As a group, though, the band takes pride in its cohesive appearance. Londono says that white clothing, sparkles and glitter elevate the “immersive experience” of catching a Retrograde88 show. “The three frontwomen have curly, big hair,” she explained. “We like to play with lots of visuals as well.”
She described one show where the band played in front of a projected backdrop of swimming jellyfish. For Retrograde 88, the music goes deeper than the sound; it’s an artistic atmosphere.

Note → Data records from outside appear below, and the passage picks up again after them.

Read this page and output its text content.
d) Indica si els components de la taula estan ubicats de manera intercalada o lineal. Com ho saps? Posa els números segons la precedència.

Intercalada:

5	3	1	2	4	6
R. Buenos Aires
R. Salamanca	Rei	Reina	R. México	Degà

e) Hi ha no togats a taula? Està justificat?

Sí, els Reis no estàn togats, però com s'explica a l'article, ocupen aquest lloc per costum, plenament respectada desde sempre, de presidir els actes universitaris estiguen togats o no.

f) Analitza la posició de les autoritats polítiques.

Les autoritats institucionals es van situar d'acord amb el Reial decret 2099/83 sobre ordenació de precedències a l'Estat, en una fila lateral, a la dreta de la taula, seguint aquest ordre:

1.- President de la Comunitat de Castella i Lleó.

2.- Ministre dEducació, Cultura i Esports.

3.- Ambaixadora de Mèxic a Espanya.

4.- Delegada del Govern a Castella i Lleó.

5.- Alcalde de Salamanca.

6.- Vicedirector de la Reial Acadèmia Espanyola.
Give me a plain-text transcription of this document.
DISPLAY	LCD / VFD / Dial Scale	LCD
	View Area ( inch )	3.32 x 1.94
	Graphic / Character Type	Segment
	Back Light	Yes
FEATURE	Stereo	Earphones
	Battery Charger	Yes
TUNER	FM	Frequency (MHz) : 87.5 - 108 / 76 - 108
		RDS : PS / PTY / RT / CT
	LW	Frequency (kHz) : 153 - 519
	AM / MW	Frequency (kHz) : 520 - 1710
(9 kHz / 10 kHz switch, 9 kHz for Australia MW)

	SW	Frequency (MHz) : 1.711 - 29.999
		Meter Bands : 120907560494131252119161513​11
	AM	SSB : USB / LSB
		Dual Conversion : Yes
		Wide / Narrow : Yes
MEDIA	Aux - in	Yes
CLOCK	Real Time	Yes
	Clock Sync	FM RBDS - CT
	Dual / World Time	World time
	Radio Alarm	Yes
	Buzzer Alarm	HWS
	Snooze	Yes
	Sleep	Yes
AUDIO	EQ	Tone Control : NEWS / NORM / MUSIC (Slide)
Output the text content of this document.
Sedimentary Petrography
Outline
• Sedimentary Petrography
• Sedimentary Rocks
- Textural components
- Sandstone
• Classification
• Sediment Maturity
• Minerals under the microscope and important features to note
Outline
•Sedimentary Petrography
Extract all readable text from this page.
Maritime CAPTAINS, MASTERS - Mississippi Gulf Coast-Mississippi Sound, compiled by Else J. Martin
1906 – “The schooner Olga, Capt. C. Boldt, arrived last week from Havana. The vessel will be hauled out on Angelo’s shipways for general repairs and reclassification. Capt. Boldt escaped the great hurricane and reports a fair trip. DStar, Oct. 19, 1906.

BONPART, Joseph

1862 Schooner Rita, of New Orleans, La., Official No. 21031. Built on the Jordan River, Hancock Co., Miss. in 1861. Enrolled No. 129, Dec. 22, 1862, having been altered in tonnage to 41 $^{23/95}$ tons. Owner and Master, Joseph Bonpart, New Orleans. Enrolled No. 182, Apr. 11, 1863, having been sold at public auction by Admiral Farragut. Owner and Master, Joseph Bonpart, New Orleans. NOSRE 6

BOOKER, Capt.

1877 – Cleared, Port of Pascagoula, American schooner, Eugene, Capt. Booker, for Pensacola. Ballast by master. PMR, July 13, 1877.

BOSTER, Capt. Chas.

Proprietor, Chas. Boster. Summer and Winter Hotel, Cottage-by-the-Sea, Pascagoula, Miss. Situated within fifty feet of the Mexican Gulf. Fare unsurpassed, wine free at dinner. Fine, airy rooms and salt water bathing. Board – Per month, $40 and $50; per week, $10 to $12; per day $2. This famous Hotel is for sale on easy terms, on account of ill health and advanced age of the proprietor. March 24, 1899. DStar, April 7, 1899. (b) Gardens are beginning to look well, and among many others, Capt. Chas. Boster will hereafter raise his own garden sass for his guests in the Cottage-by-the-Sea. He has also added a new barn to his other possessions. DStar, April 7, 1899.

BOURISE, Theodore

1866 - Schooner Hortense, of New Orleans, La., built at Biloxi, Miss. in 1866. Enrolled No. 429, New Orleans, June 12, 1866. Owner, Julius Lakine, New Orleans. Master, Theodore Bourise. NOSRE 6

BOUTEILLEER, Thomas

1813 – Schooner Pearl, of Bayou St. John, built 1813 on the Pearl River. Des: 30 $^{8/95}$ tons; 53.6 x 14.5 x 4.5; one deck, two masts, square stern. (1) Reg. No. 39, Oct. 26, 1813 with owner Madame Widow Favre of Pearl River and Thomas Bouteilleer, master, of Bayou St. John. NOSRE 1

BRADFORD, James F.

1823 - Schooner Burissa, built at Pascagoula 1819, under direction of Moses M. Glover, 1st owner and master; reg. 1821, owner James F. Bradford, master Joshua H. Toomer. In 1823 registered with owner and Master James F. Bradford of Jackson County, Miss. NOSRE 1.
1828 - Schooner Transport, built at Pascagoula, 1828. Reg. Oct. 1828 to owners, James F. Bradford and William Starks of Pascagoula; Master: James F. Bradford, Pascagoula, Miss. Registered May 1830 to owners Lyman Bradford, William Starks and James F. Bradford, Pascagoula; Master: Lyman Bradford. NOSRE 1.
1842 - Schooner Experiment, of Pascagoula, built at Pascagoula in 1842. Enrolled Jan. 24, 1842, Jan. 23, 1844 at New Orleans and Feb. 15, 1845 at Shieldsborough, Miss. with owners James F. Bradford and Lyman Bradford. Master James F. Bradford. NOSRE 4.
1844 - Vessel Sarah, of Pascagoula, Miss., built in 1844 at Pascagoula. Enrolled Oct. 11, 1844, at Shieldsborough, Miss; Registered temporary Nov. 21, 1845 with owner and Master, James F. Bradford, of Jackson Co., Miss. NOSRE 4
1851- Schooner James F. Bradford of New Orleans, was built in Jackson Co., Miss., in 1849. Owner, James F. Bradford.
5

“It’s all over you, everywhere, in every kind of aspect of the arts, and I think it’s just something refreshing to really see and to feel,” Londono says.
The band is looking to expand on the visual element of its performances.
“I can really easily see us partnering with—and we’re constantly on the lookout for—visual artists and for fashion designers…in order to get a stronger feeling out of the performances and out of our music and our aesthetic,” Solages says.
Retrograde88 is chasing that “stronger feeling.” Their ethereal sound is transportive, an otherworldly atmosphere bringing metalheads and dream pop fans together under drumbeats and a strong bassline.
Russell says that something as simple as the band’s signature face glitter can spark unity.
“At one of the shows, I had sparkles with me that we normally put on our face, and I went around to like 20 people and put sparkles on them,” she says.
“When you open that door for something exciting like our music or…even little things like glitter, like something that’s fun and childish…you just see people’s faces light up. They are able to…be super open to the music and wanting to be fully a part of it.”
If you’re into astrology, Retrograde88’s magnetism makes sense—the band got its name because it formed the day after Mercury Retrograde.
“Anything that comes after Mercury Retrograde; it’s pretty eye opening and new,” Russell says.
The source of the number 88? The band’s collaborative inspiration playlist was 88 songs long.
The next Mercury Retrograde ends on October 2, by which time there might be some Retrograde88 music out on streaming platforms. When the band gets back to Boston in the fall, they plan to spend some time writing songs.
Look out for more live shows in the fall. If you’re lucky, someone might put glitter on you in a literal sense—or, in a metaphorical one, the band will coat you in the sonic dust that makes their performances so hypnotic.